The compact size of modern vacuum insulator bottles means that special measures are necessary to improve insulation levels. A 150mm ceramic length will only have a basic insulation level (BIL) of 125kV in air. For this reason insulators may be immersed in a dielectric medium such as oil or SF6 gas to raise the BIL to 170kV. Oil is being phased out because of the fire risk, so SF6 insulation is favoured by many manufacturers.
However, an alternative approach is to enclose the vacuum interrupter in a potting compound such as polyurethane or epoxy. In some cases an epoxy insulator with a contoured profile, similar to the ‘sheds’ used on overhead line insulators, is used to increase creepage distances. This is especially valuable when the equipment is used in industrial environments involving heavy atmospheric pollution or condensation. In some cases the entire interrupter and associated busbar are enclosed in solid insulation.
Solid insulation means that the circuit-breaker assembly can operate in a normal enclosure with no special sealing or gas filling, and there is no need for costly monitoring equipment. Maintenance is negligible and life can be expected to be 30 years or more.
Total cost of ownership
While the unit cost for gas insulated switchgear is lower than for the solid insulated switchgear described above, total cost of ownership is much higher for the GIS equipment. The specialist nature of the pressure checks needed by GIS equipment means that trained personnel with specialist equipment will have to carry out the work. One estimate has put the annual cost of this maintenance as 9% of the equipment value per year. This does not include any other safety and insurance costs involved.
Disposal costs for GIS equipment at end of life are difficult to quantify. Recycling of parts and by-products is not practical and dismantling, transport and disposal costs will be high. In contrast the solid-insulated equipment is fully compliant with ISO 14001, covering environmental management systems and standards. All parts are capable of being recycled.
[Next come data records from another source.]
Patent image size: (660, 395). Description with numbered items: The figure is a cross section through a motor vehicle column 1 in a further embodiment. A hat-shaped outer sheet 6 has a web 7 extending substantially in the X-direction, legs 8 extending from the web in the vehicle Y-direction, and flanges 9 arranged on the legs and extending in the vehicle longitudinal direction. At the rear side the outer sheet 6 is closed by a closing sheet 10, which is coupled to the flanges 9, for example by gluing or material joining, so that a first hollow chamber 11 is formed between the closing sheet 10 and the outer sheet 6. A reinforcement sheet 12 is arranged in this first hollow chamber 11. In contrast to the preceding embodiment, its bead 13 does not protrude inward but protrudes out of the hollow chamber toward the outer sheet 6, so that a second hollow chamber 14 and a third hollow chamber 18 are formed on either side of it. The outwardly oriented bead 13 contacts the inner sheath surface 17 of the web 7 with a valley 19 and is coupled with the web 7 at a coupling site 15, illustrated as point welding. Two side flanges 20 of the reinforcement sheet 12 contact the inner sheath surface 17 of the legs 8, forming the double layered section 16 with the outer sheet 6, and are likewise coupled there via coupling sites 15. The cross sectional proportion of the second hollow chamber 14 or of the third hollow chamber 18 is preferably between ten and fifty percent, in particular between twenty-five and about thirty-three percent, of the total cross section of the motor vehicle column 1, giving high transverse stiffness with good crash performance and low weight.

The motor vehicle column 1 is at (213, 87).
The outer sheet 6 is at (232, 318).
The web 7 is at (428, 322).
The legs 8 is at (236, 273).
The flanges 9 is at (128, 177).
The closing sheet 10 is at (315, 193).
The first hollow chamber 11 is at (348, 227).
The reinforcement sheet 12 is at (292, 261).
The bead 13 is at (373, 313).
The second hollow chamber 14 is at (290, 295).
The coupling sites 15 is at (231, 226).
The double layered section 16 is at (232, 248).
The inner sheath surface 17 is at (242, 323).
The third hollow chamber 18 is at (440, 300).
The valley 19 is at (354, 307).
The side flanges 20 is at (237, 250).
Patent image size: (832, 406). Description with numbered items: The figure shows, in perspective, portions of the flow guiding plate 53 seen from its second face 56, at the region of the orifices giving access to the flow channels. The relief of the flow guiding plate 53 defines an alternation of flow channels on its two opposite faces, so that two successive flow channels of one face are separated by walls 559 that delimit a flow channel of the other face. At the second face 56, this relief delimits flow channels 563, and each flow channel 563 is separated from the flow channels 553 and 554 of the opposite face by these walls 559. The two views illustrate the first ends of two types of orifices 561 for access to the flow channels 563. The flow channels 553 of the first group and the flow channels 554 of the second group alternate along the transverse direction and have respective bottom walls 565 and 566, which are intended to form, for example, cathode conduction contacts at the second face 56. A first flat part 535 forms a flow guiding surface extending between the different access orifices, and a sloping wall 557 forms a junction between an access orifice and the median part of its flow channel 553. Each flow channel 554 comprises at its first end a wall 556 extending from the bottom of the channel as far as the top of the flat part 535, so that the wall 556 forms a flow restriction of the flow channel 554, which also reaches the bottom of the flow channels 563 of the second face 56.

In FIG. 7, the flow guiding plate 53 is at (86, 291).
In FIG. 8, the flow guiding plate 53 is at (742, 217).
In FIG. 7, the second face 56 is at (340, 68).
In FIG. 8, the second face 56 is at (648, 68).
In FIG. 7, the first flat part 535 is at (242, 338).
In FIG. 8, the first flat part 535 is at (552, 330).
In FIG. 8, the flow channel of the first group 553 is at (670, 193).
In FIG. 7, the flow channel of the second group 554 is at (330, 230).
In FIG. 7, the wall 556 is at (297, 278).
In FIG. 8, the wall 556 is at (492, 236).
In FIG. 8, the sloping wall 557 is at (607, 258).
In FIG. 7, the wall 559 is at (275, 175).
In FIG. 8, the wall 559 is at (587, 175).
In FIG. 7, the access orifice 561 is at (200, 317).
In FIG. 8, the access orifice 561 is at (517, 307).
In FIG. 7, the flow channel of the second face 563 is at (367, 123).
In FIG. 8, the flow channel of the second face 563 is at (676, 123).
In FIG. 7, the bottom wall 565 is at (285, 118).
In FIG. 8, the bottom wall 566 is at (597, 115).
More and more modern commercial and industrial developments include packaged substations close to, or within, the building envelope. Many of these use the greenhouse gas SF6 as an insulant when a perfectly suitable alternative is available in the shape of vacuum switchgear with solid dielectric insulation. This offers lower total cost of ownership. Vacuum switchgear with solid insulation produces no hazardous by-products and all parts can be recycled at end of life.
As an added benefit, existing minimum oil circuit-breakers can be replaced by vacuum circuit-breakers with solid insulation.